Many Dublin crèches are responding to the crisis by simply closing down, often abruptly. Finding quality childcare facilities in Dublin has always been difficult, but with crèches all over Dublin closing their doors it’s gotten even more challenging.
Recently, childcare facilities in vocational colleges all across Ireland have had to close due to cutbacks in funding. Despite widespread protests against the shut-downs the Department of Children has stated categorically that they will not provide bailout funds to keep the crèches open.
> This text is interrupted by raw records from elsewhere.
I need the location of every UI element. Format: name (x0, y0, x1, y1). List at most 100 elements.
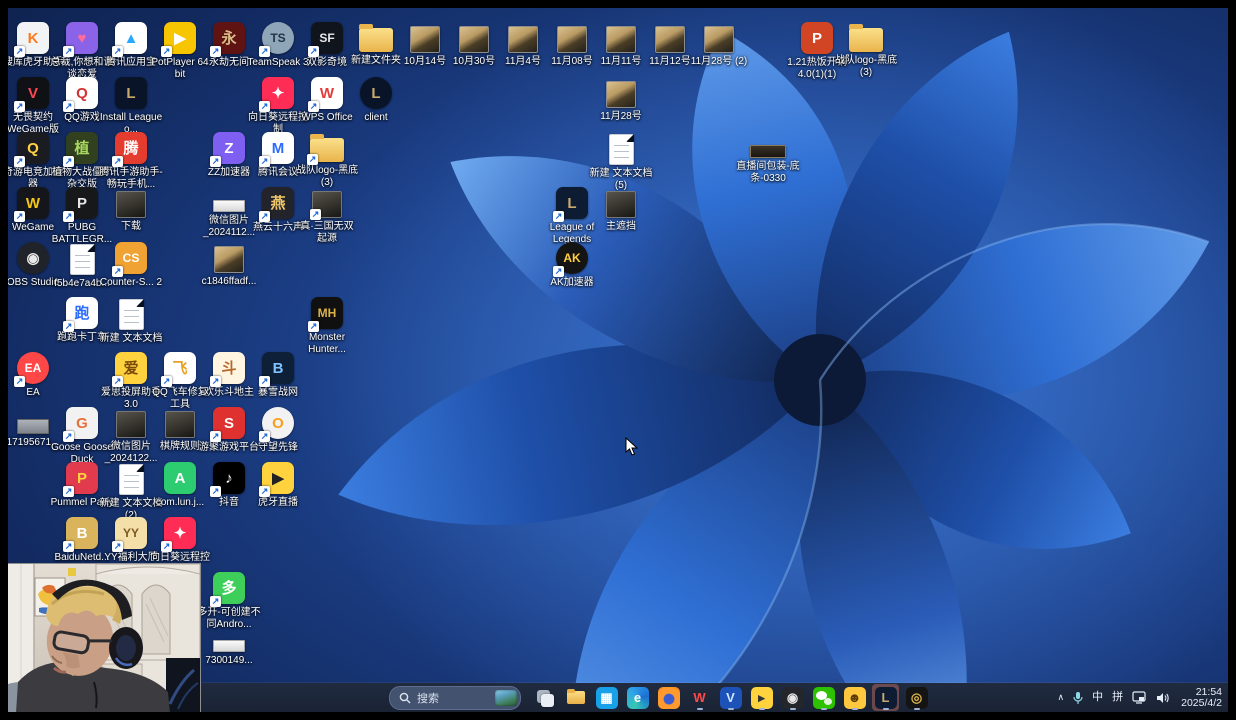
taskbar-league-of-legends-client[interactable]: L (872, 684, 899, 711)
wechat-image-2024122-icon (116, 411, 146, 438)
zongcai-dating-game-icon: ♥↗ (66, 22, 98, 54)
shortcut-arrow-badge: ↗ (553, 266, 564, 277)
desktop-icon-stream-banner[interactable]: 直播间包装-底条-0330 (736, 132, 800, 184)
windows-desktop[interactable]: K↗搜库虎牙助手♥↗总裁,你想和谁谈恋爱▲↗腾讯应用宝▶↗PotPlayer 6… (8, 8, 1228, 712)
potplayer-icon: ▶↗ (164, 22, 196, 54)
desktop-icon-team-logo-folder[interactable]: 战队logo-黑底(3) (834, 22, 898, 78)
display-device-icon[interactable] (1132, 691, 1147, 704)
counter-strike-2-icon: CS↗ (115, 242, 147, 274)
running-indicator (821, 708, 827, 711)
search-highlight-thumbnail[interactable] (495, 690, 517, 706)
mouse-cursor (625, 437, 638, 456)
robot-face-app-icon: ☻ (844, 687, 866, 709)
desktop-icon-ak-accelerator[interactable]: AK↗AK加速器 (540, 242, 604, 289)
shortcut-arrow-badge: ↗ (259, 376, 270, 387)
running-indicator (883, 708, 889, 711)
tencent-mobile-assistant-icon: 腾↗ (115, 132, 147, 164)
ime-language-indicator[interactable]: 中 (1092, 692, 1103, 703)
desktop-icon-download[interactable]: 下载 (99, 187, 163, 233)
huya-assistant-icon: K↗ (17, 22, 49, 54)
taskbar-thunder-xunlei[interactable]: V (717, 684, 744, 711)
video-frame: K↗搜库虎牙助手♥↗总裁,你想和谁谈恋爱▲↗腾讯应用宝▶↗PotPlayer 6… (0, 0, 1236, 720)
desktop-icon-counter-strike-2[interactable]: CS↗Counter-S... 2 (99, 242, 163, 289)
taskbar-wechat[interactable] (810, 684, 837, 711)
shortcut-arrow-badge: ↗ (14, 376, 25, 387)
taskbar-firefox-browser[interactable] (655, 684, 682, 711)
desktop-icon-label: 真·三国无双 起源 (295, 221, 359, 244)
photo-nov-11-icon (606, 26, 636, 53)
shortcut-arrow-badge: ↗ (210, 596, 221, 607)
ppt-hotpot-icon: P (801, 22, 833, 54)
desktop-icon-team-logo-folder-2[interactable]: ↗战队logo-黑底(3) (295, 132, 359, 188)
desktop-icon-multi-open-android[interactable]: 多↗多开-可创建不同Andro... (197, 572, 261, 630)
taskbar-huya-live[interactable]: ▸ (748, 684, 775, 711)
desktop-icon-overwatch[interactable]: O↗守望先锋 (246, 407, 310, 454)
desktop-icon-photo-nov-28-2[interactable]: 11月28号 (2) (687, 22, 751, 68)
desktop-icon-main-overlay[interactable]: 主遮挡 (589, 187, 653, 233)
shortcut-arrow-badge: ↗ (112, 376, 123, 387)
huya-live-icon: ▸ (751, 687, 773, 709)
shortcut-arrow-badge: ↗ (112, 156, 123, 167)
shortcut-arrow-badge: ↗ (14, 211, 25, 222)
volume-icon[interactable] (1156, 692, 1170, 704)
microphone-icon[interactable] (1073, 691, 1083, 705)
qq-speed-fix-tool-icon: 飞↗ (164, 352, 196, 384)
desktop-icon-label: 守望先锋 (246, 442, 310, 454)
ime-pinyin-indicator[interactable]: 拼 (1112, 692, 1123, 703)
shortcut-arrow-badge: ↗ (14, 46, 25, 57)
com-lun-apk-icon: A (164, 462, 196, 494)
desktop-icon-new-text-doc-5[interactable]: 新建 文本文档 (5) (589, 132, 653, 191)
photo-oct-30-icon (459, 26, 489, 53)
desktop-icon-ea-app[interactable]: EA↗EA (8, 352, 65, 399)
taskbar-file-explorer[interactable] (562, 684, 589, 711)
desktop-icon-dynasty-warriors-origins[interactable]: ↗真·三国无双 起源 (295, 187, 359, 244)
taskbar-wps-office[interactable]: W (686, 684, 713, 711)
happy-doudizhu-icon: 斗↗ (213, 352, 245, 384)
desktop-icon-label: AK加速器 (540, 277, 604, 289)
search-box[interactable]: 搜索 (389, 686, 521, 710)
desktop-icon-install-league[interactable]: LInstall League o... (99, 77, 163, 135)
file-explorer-icon (565, 687, 587, 709)
taskbar-clock[interactable]: 21:54 2025/4/2 (1179, 687, 1222, 709)
qiyou-accelerator-icon: Q↗ (17, 132, 49, 164)
yy-hall-icon: YY↗ (115, 517, 147, 549)
desktop-icon-file-7300149[interactable]: 7300149... (197, 627, 261, 667)
stream-banner-icon (750, 145, 786, 158)
start-button[interactable] (356, 684, 383, 711)
photo-nov-4-icon (508, 26, 538, 53)
desktop-icon-photo-nov-28[interactable]: 11月28号 (589, 77, 653, 123)
taskbar-obs-studio[interactable]: ◉ (779, 684, 806, 711)
taskbar-task-view[interactable] (531, 684, 558, 711)
shortcut-arrow-badge: ↗ (161, 541, 172, 552)
taskbar-robot-face-app[interactable]: ☻ (841, 684, 868, 711)
shortcut-arrow-badge: ↗ (210, 431, 221, 442)
desktop-icon-label: 战队logo-黑底(3) (834, 55, 898, 78)
desktop-icon-huya-live[interactable]: ▶↗虎牙直播 (246, 462, 310, 509)
desktop-icon-label: 下载 (99, 221, 163, 233)
desktop-icon-label: EA (8, 387, 65, 399)
shortcut-arrow-badge: ↗ (553, 211, 564, 222)
league-of-legends-client-icon: L (875, 687, 897, 709)
hidden-icons-chevron[interactable]: ∧ (1058, 693, 1065, 702)
desktop-icon-battle-net[interactable]: B↗暴雪战网 (246, 352, 310, 399)
obs-studio-icon: ◉ (17, 242, 49, 274)
desktop-icon-monster-hunter[interactable]: MH↗Monster Hunter... (295, 297, 359, 355)
desktop-icon-league-client[interactable]: Lclient (344, 77, 408, 124)
desktop-icon-label: 11月28号 (2) (687, 56, 751, 68)
desktop-icon-file-c1846ffadf[interactable]: c1846ffadf... (197, 242, 261, 288)
taskbar-gold-ring-app[interactable]: ◎ (903, 684, 930, 711)
taskbar-microsoft-store[interactable]: ▦ (593, 684, 620, 711)
desktop-icon-new-text-doc[interactable]: 新建 文本文档 (99, 297, 163, 345)
windows-logo-icon (359, 687, 381, 709)
team-logo-folder-icon (849, 28, 883, 52)
naraka-bladepoint-icon: 永↗ (213, 22, 245, 54)
download-icon (116, 191, 146, 218)
photo-nov-08-icon (557, 26, 587, 53)
shortcut-arrow-badge: ↗ (161, 376, 172, 387)
shortcut-arrow-badge: ↗ (63, 156, 74, 167)
huya-live-icon: ▶↗ (262, 462, 294, 494)
desktop-icon-tencent-mobile-assistant[interactable]: 腾↗腾讯手游助手-畅玩手机... (99, 132, 163, 190)
webcam-overlay (8, 563, 201, 712)
taskbar-edge-browser[interactable]: e (624, 684, 651, 711)
shortcut-arrow-badge: ↗ (259, 431, 270, 442)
In an article in the Irish Times (Monday, June 25) a Department spokesperson said that ‘creches were being run too expensively, and if they reduced their costs there was no reason why they should not be able to continue operating.’
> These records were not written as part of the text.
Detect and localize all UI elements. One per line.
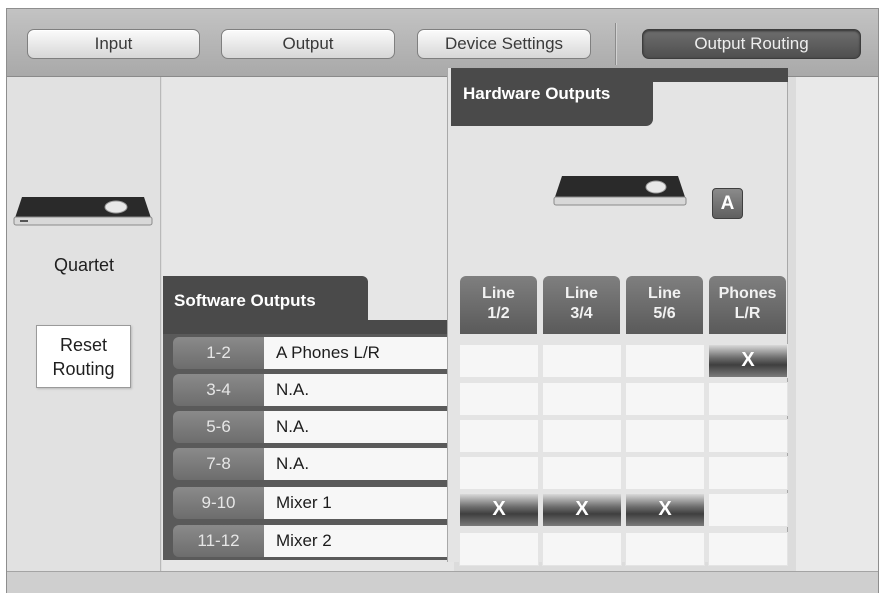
column-header-line-3-4: Line 3/4 <box>543 276 620 334</box>
channel-label: 1-2 <box>173 337 264 369</box>
routing-cell[interactable] <box>459 344 539 378</box>
tab-output[interactable]: Output <box>221 29 395 59</box>
column-header-line2: L/R <box>734 305 761 322</box>
routing-cell[interactable] <box>625 456 705 490</box>
channel-label: 7-8 <box>173 448 264 480</box>
column-header-line1: Phones <box>718 285 777 302</box>
output-a-badge[interactable]: A <box>712 188 743 219</box>
column-header-line2: 1/2 <box>487 305 510 322</box>
software-outputs-table: 1-2 A Phones L/R 3-4 N.A. 5-6 N.A. 7-8 N… <box>163 334 447 560</box>
audio-interface-icon <box>13 197 153 226</box>
column-header-line1: Line <box>482 285 515 302</box>
routing-cell[interactable] <box>542 382 622 416</box>
routing-cell[interactable] <box>625 382 705 416</box>
software-output-row: 3-4 N.A. <box>163 371 447 409</box>
routing-cell[interactable] <box>625 419 705 453</box>
device-sidebar: Quartet Reset Routing <box>7 77 161 571</box>
routing-cell[interactable] <box>542 344 622 378</box>
toolbar: Input Output Device Settings Output Rout… <box>7 9 878 77</box>
routing-cell[interactable] <box>542 419 622 453</box>
channel-name: A Phones L/R <box>264 337 447 369</box>
software-output-row: 1-2 A Phones L/R <box>163 334 447 372</box>
routing-cell-active[interactable]: X <box>459 493 539 527</box>
hardware-outputs-header: Hardware Outputs <box>451 68 653 126</box>
column-header-phones-l-r: Phones L/R <box>709 276 786 334</box>
routing-cell[interactable] <box>459 456 539 490</box>
routing-cell[interactable] <box>708 456 788 490</box>
channel-name: N.A. <box>264 374 447 406</box>
toolbar-divider <box>615 23 617 65</box>
status-bar <box>7 571 878 593</box>
routing-cell[interactable] <box>459 419 539 453</box>
routing-cell[interactable] <box>625 344 705 378</box>
routing-cell[interactable] <box>708 493 788 527</box>
column-header-line-5-6: Line 5/6 <box>626 276 703 334</box>
routing-cell-active[interactable]: X <box>625 493 705 527</box>
column-header-line2: 5/6 <box>653 305 676 322</box>
routing-cell[interactable] <box>708 382 788 416</box>
software-output-row: 7-8 N.A. <box>163 445 447 483</box>
channel-name: Mixer 2 <box>264 525 447 557</box>
routing-cell[interactable] <box>542 532 622 566</box>
column-header-line1: Line <box>648 285 681 302</box>
reset-routing-button[interactable]: Reset Routing <box>36 325 131 388</box>
device-name: Quartet <box>53 255 115 275</box>
column-header-line1: Line <box>565 285 598 302</box>
software-output-row: 5-6 N.A. <box>163 408 447 446</box>
routing-cell[interactable] <box>542 456 622 490</box>
software-output-row: 11-12 Mixer 2 <box>163 522 447 560</box>
channel-name: N.A. <box>264 411 447 443</box>
right-margin <box>796 77 878 571</box>
routing-cell[interactable] <box>459 382 539 416</box>
channel-label: 5-6 <box>173 411 264 443</box>
software-outputs-header: Software Outputs <box>163 276 368 322</box>
channel-name: N.A. <box>264 448 447 480</box>
channel-label: 3-4 <box>173 374 264 406</box>
routing-cell-active[interactable]: X <box>542 493 622 527</box>
tab-input[interactable]: Input <box>27 29 200 59</box>
routing-cell-active[interactable]: X <box>708 344 788 378</box>
tab-device-settings[interactable]: Device Settings <box>417 29 591 59</box>
routing-cell[interactable] <box>459 532 539 566</box>
tab-output-routing[interactable]: Output Routing <box>642 29 861 59</box>
audio-interface-icon <box>553 176 687 206</box>
channel-label: 9-10 <box>173 487 264 519</box>
channel-label: 11-12 <box>173 525 264 557</box>
column-header-line-1-2: Line 1/2 <box>460 276 537 334</box>
routing-cell[interactable] <box>708 532 788 566</box>
software-outputs-header-bar <box>163 320 447 334</box>
channel-name: Mixer 1 <box>264 487 447 519</box>
routing-cell[interactable] <box>708 419 788 453</box>
software-output-row: 9-10 Mixer 1 <box>163 484 447 522</box>
routing-cell[interactable] <box>625 532 705 566</box>
column-header-line2: 3/4 <box>570 305 593 322</box>
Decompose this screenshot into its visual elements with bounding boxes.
However, most people don’t realise how much goes into running a crèche, which may partly explain why some people feel that crèche fees in general are too high.
For example, staffing ratios are strictly set by the HSE at a maximum of 8 children aged 3-6 per adult, 6 children per adult for 1-3 year-olds, and for children under a year old the ratio drops to 3:1. With salaries being the single highest expense for most crèches these ratios represent serious expenditure.
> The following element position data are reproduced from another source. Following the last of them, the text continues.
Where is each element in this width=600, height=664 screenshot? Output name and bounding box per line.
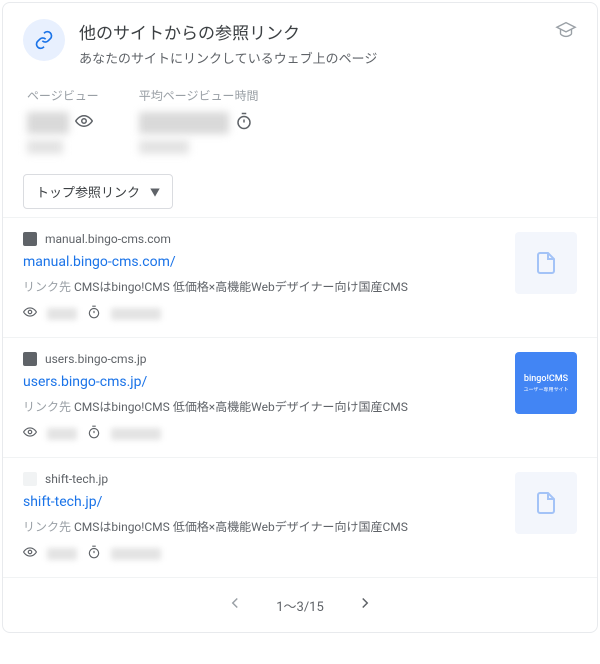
stopwatch-icon — [235, 112, 253, 134]
favicon-icon — [23, 232, 37, 246]
list-item[interactable]: users.bingo-cms.jp users.bingo-cms.jp/ リ… — [3, 337, 597, 457]
prev-page-button[interactable] — [222, 590, 248, 620]
redacted-value — [47, 428, 77, 440]
eye-icon — [75, 112, 93, 134]
thumb-text: bingo!CMS — [524, 374, 568, 384]
referral-links-card: 他のサイトからの参照リンク あなたのサイトにリンクしているウェブ上のページ ペー… — [2, 2, 598, 633]
redacted-value — [27, 140, 63, 154]
thumb-subtext: ユーザー専用サイト — [524, 386, 569, 393]
list-item[interactable]: manual.bingo-cms.com manual.bingo-cms.co… — [3, 217, 597, 337]
host-text: shift-tech.jp — [45, 472, 108, 486]
dropdown-label: トップ参照リンク — [36, 182, 140, 201]
eye-icon — [23, 425, 37, 443]
thumbnail: bingo!CMS ユーザー専用サイト — [515, 352, 577, 414]
education-icon[interactable] — [555, 19, 577, 45]
next-page-button[interactable] — [352, 590, 378, 620]
thumbnail — [515, 232, 577, 294]
metrics-row: ページビュー 平均ページビュー時間 — [3, 79, 597, 170]
redacted-value — [111, 308, 161, 320]
host-text: users.bingo-cms.jp — [45, 352, 147, 366]
stopwatch-icon — [87, 425, 101, 443]
pagination: 1～3/15 — [3, 577, 597, 632]
redacted-value — [111, 548, 161, 560]
card-header: 他のサイトからの参照リンク あなたのサイトにリンクしているウェブ上のページ — [3, 3, 597, 79]
chevron-down-icon: ▼ — [150, 184, 160, 199]
page-range: 1～3/15 — [276, 596, 324, 615]
redacted-value — [111, 428, 161, 440]
eye-icon — [23, 305, 37, 323]
avgtime-label: 平均ページビュー時間 — [139, 87, 259, 104]
favicon-icon — [23, 352, 37, 366]
redacted-value — [47, 548, 77, 560]
redacted-value — [27, 112, 69, 134]
eye-icon — [23, 545, 37, 563]
referral-list: manual.bingo-cms.com manual.bingo-cms.co… — [3, 217, 597, 577]
link-target-desc: リンク先 CMSはbingo!CMS 低価格×高機能Webデザイナー向け国産CM… — [23, 278, 503, 295]
card-subtitle: あなたのサイトにリンクしているウェブ上のページ — [79, 48, 541, 67]
link-target-desc: リンク先 CMSはbingo!CMS 低価格×高機能Webデザイナー向け国産CM… — [23, 518, 503, 535]
host-text: manual.bingo-cms.com — [45, 232, 171, 246]
redacted-value — [139, 112, 229, 134]
thumbnail — [515, 472, 577, 534]
referral-link[interactable]: shift-tech.jp/ — [23, 494, 503, 510]
card-title: 他のサイトからの参照リンク — [79, 19, 541, 44]
redacted-value — [139, 140, 189, 154]
referral-link[interactable]: manual.bingo-cms.com/ — [23, 254, 503, 270]
link-icon — [23, 19, 65, 61]
referral-link[interactable]: users.bingo-cms.jp/ — [23, 374, 503, 390]
sort-dropdown[interactable]: トップ参照リンク ▼ — [23, 174, 173, 209]
metric-avgtime: 平均ページビュー時間 — [139, 87, 259, 154]
metric-pageviews: ページビュー — [27, 87, 99, 154]
pageviews-label: ページビュー — [27, 87, 99, 104]
stopwatch-icon — [87, 545, 101, 563]
redacted-value — [47, 308, 77, 320]
favicon-icon — [23, 472, 37, 486]
list-item[interactable]: shift-tech.jp shift-tech.jp/ リンク先 CMSはbi… — [3, 457, 597, 577]
stopwatch-icon — [87, 305, 101, 323]
link-target-desc: リンク先 CMSはbingo!CMS 低価格×高機能Webデザイナー向け国産CM… — [23, 398, 503, 415]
Similarly, space regulations are strictly set, with a minimum requirement of 2.3 square metres per child for the older children, and as much as 3.5 square metres for toddlers under 2. Especially for crèches in Dublin and other Dublin childcare facilities, the square footage requirements can be a huge expense.
Toys and equipment can also eat up a big part of a crèche’s operations budget, with many facilities spending upwards of €10,000 for everything from puzzles and games to sandboxes, paints, furniture, mats, slides and swings, etc, all of which also need to be regularly maintained and/or replaced (the wear-and-tear from 30 energetic kids each day is much higher than most equipment is used to).
These costs remain more or less constant for childcare facilities despite reduced fee income. More importantly, these expenses are for typical crèches in Dublin and throughout Ireland, whereas those which strive to provide true excellence in childcare spend even more money on facilities, maintenance, toys and equipment and, especially staffing – providing higher than minimum ratios of adults to children and putting serious time and money into training of staff.
Although faced with falling attendance numbers and diminished income, childcare facilities that have built their reputations on providing superior quality cannot simply cut back on the very aspects of their service that have made them successful in the first place. Instead, ironically, they may actually have to invest more in advertising and marketing to emphasise the levels of quality they provide and attempt to capture a growing portion of a diminishing market. It’s a storm that some crèches – such as those in some Irish VECs – may not be able to weather, but perhaps those that survive will emerge stronger and even more focused on quality service delivery than before.